“If you want it done right, you have to take your time.”
That was a former acquisition executive at a major conference where nearly every other speaker called for greater speed of delivery.
Acquisition professionals regularly seek to burn down risk on their programs. Risk management is a key element of sound program management. However, the current bureaucratic environment requires programs to:
Do extensive analysis of requirements, alternatives, designs, costs, and more.
Write dozens of program strategy documents and coordinate them through dozens of oversight and functional organizations.
Spend a year or more selecting the right prime contractor.
Regular reporting and reviews to track progress, issues, and performance against their constrained acquisition program baseline.
Have independent testers and certifiers spend a year to ensure the system meets the requirements defined a decade earlier.
What is often overlooked is …
Every month spent reducing acquisition risk, transfers the risk to operations.
Warfighters are operating with 30-year old legacy systems. Delays to modernization programs require them to extend the lives of antiquated systems that much longer. There’s only so much duct tape left in the department. They are operating with an increased array of threats, decreasing readiness of major weapon systems, a high OPTEMPO even in peacetime, and increasing operations and maintenance costs.

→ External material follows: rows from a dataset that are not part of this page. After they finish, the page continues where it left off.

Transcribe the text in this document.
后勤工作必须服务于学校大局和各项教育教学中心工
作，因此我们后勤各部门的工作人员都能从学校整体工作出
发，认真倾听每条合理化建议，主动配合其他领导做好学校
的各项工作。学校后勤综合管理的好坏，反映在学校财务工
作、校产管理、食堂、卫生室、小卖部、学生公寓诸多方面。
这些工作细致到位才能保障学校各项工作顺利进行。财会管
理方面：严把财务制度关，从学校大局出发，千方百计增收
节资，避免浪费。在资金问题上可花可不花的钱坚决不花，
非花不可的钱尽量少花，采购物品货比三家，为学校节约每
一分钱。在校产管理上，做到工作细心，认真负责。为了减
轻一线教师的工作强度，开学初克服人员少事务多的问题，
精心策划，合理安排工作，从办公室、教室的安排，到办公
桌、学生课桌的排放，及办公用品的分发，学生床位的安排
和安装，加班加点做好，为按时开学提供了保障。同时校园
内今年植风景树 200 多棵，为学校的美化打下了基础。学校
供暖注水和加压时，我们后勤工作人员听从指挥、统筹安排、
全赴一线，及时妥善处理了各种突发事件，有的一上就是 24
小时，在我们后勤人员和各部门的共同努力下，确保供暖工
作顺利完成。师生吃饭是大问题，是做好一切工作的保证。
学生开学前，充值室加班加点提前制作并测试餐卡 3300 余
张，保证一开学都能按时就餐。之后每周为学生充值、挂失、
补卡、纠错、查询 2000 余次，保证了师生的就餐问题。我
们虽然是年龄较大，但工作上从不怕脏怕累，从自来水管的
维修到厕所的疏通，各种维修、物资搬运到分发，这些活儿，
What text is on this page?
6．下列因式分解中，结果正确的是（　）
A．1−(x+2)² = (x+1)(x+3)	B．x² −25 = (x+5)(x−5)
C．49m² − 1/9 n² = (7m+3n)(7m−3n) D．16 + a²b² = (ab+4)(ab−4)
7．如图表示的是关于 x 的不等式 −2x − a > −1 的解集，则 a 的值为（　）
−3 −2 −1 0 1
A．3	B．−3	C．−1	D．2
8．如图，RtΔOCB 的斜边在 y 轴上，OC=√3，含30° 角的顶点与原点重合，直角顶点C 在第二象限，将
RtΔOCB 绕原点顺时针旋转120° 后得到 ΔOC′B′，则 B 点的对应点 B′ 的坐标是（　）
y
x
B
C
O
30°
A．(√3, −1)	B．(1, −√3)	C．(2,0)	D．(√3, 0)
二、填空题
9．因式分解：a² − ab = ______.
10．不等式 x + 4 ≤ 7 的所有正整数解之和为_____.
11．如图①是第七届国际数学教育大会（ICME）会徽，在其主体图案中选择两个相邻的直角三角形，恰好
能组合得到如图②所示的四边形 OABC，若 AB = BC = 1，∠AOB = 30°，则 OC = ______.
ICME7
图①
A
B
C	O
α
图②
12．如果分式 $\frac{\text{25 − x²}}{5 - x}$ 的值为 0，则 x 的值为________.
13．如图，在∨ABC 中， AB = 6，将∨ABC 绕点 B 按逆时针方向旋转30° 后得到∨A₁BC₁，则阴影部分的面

DoD programs must continue to focus on speed of delivery. This doesn’t mean foolish haste like “we’re going to skip all testing because we’re already late enough.” There are foundational elements to ensure you’re developing the right thing and developing the thing right. However, DoD programs can:
Deliver interim strategies and solutions whenever practicable and iterate.
Balance speed with rigor based on the size, risks, and operational environment.
Continuously lean out processes across requirements, budgets, and acquisition.
Every month spent on another review or another document is another month putting our Warfighters at risk. Remember, the Davidson window opens in 11 months.